Terug naar Hauerwas. Zijn analyse uit de Trump-jaren heeft niets aan actualiteit verloren. Al was het maar omdat de geschiedenis zich op 5 november 2024 zomaar kan herhalen. Maar ook een president Harris, die zich blijkens diverse interviews laat inspireren door Gandhi, de black church en de baptistische traditie, zal Hauerwas niet direct tot haar adviseur voor religieuze zaken maken. Het is tijd voor nieuw leiderschap, zei Harris deze week tegen de 78-jarige Trump. Hauerwas is 84 en dus een oude man. Daarbij is hij nog pacifist ook. Dat maakt hem per definitie ongeschikt voor de ‘commander-in-chief’ die elke president nu eenmaal is.
“Wie de problemen van kiezers
echt wil oplossen, moet beslissingen
nemen waarvan diezelfde
kiezers gruwen.”
Ook ‘Nederland’ en ‘christen zijn’ werden in het verleden sterk met elkaar geïdentificeerd, al werd dat vanwege de verzuiling nooit zo’n groot gezamenlijk verhaal als in Amerika. Bij ons kan die identificatie al lang niet meer. Maar de heimwee naar die tijd is nog steeds een politieke factor van belang. De paarse kabinetten vormden een waterscheiding: regeren zonder christelijke partijen bleek prima te kunnen. Ondertussen zijn we, mede door een aanzienlijk aantal christelijke kiezers (daarover straks meer) in het tijdperk-Schoof terechtgekomen. Sinds de regeringsverklaring in juli gaat het steeds over twee opmerkelijke dingen.
(1)Er wordt niet eens een póging gedaan om te werken vanuit goede persoonlijke verhoudingen. Politiek is een permanent schaakspel of gevecht geworden. Geen wonder dat bepaalde hoofdrolspelers daar soms uitgeput van raken.

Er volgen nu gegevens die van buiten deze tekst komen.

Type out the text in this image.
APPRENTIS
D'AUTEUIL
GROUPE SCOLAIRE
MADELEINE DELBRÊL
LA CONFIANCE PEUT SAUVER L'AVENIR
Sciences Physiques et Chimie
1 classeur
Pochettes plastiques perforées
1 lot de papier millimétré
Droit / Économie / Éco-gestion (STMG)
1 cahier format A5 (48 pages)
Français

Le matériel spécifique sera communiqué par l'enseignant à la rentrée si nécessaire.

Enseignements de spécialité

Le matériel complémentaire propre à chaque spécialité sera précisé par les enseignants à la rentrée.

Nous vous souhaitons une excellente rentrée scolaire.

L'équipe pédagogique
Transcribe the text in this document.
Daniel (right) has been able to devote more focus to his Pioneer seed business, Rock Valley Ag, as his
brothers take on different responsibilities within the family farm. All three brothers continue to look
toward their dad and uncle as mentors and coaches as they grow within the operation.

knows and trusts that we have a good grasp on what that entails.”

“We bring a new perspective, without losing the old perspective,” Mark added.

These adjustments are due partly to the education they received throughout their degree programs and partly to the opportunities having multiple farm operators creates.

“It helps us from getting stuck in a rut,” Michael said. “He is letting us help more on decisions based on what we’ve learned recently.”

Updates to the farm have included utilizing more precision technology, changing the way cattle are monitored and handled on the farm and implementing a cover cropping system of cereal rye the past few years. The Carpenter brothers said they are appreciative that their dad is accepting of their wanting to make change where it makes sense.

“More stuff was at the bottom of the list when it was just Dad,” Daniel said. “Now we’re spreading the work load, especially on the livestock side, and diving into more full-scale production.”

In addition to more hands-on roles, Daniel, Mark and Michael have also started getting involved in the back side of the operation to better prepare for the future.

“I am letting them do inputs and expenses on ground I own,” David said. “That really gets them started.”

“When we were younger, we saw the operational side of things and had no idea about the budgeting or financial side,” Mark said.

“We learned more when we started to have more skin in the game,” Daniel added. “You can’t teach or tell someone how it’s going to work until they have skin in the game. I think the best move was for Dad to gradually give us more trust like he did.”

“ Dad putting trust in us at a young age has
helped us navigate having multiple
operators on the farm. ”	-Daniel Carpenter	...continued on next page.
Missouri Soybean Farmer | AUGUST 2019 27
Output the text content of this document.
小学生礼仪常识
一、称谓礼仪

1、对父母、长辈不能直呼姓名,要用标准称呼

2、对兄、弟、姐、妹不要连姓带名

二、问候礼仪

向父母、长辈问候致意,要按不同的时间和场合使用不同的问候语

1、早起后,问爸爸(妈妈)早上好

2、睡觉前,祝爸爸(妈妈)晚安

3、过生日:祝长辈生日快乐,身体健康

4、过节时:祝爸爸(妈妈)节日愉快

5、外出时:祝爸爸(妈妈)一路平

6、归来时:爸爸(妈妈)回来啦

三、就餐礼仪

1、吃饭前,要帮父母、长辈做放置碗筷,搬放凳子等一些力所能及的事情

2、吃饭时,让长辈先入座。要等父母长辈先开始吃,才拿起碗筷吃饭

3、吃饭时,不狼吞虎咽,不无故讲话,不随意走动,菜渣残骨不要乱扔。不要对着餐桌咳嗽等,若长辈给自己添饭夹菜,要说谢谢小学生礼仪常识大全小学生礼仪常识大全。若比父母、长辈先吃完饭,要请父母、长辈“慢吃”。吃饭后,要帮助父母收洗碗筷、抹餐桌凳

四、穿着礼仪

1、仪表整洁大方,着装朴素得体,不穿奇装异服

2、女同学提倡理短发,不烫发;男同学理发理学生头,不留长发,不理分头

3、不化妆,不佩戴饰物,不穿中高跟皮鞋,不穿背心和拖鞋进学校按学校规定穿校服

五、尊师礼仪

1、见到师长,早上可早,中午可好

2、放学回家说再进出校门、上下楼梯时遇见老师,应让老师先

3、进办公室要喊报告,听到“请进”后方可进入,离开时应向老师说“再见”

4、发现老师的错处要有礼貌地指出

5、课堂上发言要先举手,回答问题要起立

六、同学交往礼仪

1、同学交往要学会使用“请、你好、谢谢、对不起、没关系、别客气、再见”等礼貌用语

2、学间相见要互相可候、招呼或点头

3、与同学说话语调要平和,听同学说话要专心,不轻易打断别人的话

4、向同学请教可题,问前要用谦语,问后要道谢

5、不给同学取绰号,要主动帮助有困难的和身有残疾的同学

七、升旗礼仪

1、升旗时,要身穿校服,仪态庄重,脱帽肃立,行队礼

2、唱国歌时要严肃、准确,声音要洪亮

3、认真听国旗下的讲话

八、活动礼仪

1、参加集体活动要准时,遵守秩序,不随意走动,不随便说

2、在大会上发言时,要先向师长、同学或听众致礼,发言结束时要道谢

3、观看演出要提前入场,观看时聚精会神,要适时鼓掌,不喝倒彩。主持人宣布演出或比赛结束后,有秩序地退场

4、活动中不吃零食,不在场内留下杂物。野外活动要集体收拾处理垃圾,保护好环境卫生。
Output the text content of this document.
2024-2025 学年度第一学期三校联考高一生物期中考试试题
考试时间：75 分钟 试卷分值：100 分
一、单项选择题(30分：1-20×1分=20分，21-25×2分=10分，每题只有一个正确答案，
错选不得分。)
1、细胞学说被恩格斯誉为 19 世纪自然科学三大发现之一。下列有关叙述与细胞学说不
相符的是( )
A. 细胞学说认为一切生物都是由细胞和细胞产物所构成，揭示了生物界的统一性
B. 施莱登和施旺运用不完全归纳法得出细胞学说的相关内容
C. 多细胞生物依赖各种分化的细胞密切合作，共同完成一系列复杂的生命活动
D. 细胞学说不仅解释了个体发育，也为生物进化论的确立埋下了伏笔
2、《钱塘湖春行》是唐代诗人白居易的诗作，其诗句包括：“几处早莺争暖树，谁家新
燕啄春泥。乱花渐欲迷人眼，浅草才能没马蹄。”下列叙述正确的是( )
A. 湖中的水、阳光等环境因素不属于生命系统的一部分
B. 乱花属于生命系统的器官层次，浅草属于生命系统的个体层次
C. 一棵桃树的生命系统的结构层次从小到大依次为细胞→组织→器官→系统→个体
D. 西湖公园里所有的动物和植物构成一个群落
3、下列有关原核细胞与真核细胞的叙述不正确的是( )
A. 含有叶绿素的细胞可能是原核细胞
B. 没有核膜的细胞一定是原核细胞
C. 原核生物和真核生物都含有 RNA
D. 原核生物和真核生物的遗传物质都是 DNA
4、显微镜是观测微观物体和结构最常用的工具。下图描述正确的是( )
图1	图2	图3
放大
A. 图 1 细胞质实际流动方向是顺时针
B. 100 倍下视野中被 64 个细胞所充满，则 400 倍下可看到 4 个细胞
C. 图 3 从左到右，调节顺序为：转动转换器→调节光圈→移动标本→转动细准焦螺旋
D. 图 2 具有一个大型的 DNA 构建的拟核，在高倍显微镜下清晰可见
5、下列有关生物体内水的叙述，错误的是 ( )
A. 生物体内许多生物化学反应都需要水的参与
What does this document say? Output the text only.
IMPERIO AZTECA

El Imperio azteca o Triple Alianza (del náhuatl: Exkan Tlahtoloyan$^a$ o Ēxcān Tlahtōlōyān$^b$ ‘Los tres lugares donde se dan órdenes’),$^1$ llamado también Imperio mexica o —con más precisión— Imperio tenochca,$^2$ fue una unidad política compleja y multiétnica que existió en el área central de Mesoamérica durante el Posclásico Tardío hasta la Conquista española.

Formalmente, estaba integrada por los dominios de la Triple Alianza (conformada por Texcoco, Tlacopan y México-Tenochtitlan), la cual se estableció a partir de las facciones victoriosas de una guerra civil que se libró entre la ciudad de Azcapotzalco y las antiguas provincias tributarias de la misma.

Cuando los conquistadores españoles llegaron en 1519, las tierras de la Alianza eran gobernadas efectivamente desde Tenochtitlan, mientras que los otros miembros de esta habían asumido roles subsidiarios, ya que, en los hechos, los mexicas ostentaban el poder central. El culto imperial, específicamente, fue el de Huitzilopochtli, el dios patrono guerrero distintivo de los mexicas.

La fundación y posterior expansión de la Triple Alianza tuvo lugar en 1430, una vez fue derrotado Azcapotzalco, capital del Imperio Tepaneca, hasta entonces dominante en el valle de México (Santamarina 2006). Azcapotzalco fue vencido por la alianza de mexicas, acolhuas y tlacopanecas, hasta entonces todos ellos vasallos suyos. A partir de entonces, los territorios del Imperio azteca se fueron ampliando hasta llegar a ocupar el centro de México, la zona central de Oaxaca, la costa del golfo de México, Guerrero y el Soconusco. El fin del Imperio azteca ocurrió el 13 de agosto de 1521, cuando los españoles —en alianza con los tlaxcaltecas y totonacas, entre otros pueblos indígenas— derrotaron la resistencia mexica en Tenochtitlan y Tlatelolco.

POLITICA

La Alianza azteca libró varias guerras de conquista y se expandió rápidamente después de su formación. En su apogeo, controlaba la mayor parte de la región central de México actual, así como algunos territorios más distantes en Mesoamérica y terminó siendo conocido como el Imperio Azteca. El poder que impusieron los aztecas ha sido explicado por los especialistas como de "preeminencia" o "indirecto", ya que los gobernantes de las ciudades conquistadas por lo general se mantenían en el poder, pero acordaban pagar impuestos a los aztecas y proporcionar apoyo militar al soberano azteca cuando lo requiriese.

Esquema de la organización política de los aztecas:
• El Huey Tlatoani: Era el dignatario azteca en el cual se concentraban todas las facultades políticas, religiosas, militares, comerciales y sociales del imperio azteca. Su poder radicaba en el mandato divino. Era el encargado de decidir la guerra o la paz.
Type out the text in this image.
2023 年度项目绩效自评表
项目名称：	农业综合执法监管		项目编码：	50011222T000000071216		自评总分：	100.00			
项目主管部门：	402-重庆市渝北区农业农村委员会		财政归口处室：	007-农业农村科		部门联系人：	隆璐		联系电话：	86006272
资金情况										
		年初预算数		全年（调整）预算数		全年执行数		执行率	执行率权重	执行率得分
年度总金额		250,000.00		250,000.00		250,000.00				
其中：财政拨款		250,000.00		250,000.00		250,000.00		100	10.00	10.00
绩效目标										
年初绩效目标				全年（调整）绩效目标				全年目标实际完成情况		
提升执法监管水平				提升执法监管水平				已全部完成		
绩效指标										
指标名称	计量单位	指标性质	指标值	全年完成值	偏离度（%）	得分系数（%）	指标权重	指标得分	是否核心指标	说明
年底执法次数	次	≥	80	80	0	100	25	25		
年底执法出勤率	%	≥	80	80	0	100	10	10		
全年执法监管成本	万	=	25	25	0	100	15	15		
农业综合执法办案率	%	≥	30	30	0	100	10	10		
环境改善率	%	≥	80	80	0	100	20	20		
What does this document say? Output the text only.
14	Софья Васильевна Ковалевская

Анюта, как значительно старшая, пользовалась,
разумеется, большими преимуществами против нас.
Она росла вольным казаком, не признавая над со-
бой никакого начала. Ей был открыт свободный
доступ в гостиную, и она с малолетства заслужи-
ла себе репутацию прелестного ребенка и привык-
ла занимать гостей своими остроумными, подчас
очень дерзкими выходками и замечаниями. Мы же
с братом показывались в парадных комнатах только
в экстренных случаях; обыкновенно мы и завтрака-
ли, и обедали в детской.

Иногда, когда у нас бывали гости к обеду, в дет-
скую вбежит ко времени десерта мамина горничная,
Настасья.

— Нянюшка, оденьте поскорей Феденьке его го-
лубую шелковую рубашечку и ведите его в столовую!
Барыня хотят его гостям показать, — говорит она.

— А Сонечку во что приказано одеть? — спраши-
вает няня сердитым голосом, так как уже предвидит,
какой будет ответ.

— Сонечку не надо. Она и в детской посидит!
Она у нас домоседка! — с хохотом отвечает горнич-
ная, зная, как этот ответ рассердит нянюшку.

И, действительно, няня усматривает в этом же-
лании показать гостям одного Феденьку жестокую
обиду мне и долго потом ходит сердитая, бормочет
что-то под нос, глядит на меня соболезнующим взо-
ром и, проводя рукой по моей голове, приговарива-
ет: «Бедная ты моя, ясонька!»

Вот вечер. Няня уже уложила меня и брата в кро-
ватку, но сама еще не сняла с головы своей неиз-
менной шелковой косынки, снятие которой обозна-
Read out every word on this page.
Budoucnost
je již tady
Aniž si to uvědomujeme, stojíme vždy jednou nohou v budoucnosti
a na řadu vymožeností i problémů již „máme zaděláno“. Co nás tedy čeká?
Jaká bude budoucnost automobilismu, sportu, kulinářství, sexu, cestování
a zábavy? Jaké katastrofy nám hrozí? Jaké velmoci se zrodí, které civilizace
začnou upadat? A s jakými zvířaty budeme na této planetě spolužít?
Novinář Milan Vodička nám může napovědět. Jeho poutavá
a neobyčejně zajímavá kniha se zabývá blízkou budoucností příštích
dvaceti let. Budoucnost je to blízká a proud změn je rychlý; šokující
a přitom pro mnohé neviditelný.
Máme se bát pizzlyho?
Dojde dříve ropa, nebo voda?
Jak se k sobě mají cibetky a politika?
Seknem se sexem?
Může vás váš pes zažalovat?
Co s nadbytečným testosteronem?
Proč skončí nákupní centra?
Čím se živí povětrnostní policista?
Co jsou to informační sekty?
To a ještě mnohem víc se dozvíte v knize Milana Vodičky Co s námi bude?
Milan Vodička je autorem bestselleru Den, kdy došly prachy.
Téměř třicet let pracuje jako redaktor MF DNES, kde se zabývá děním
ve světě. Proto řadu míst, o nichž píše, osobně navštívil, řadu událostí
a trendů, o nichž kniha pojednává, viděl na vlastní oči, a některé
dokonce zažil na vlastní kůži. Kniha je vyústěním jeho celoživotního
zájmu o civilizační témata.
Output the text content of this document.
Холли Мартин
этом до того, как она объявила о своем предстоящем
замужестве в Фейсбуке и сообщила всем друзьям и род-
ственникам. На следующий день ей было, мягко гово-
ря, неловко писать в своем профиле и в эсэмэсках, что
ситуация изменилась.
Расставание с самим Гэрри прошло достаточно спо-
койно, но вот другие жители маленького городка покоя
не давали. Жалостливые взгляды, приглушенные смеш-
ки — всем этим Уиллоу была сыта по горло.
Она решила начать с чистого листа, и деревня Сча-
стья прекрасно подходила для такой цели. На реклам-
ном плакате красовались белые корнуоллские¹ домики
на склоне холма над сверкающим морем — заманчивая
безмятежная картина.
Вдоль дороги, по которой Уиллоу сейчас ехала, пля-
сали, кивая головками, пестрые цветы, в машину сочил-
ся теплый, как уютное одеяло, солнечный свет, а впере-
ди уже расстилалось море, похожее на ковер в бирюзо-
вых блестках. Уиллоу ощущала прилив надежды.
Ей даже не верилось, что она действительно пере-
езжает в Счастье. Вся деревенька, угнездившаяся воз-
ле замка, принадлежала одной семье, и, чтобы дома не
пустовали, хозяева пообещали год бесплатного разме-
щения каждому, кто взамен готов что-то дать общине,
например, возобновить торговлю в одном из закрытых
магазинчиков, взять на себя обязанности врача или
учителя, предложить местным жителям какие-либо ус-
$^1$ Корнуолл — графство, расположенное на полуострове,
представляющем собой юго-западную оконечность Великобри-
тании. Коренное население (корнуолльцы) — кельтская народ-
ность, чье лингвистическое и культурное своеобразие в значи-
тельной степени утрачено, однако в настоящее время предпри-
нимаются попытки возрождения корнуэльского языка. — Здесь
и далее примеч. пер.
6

(2)Er wordt beleid stopgezet zonder dat duidelijk is wat dit precies betekent en wat er dan wél gedaan moet worden. Dat is nieuw. In ieder geval dat het zo openlijk gebeurt. Tussen oude en nieuwe politiek (die elke kabinetswissel met zich meebrengt) is de tussenruimte van de ‘geen-politiek’ ontstaan. Geen stikstofbeleid. Geen bed, bad of brood. Iemand als de Utrechtse burgemeester Sharon Dijksma, ook VNG-voorzitter, zegt het tot nu toe netjes, maar je voelt dat het voor haar om gek van te worden is. In de schemerzone van ‘geen-politiek’ zijn er namelijk nog steeds mensen (al dan niet illegaal), juridische afspraken en Europese kaders. Wij maakten als theologiestudenten wel eens de grap dat als ideaal en werkelijkheid met elkaar op gespannen voet stonden, ‘dat vette pech voor de werkelijkheid’ was. Inmiddels lijkt het bij momenten kabinetsbeleid geworden. In een Volkskrant-column deze week zegt Diederik Samsom: “Wie de problemen van kiezers echt wil oplossen, moet beslissingen nemen waarvan diezelfde kiezers gruwen.” Het alternatief bestaat volgens hem uit de verleidelijke loze belofte.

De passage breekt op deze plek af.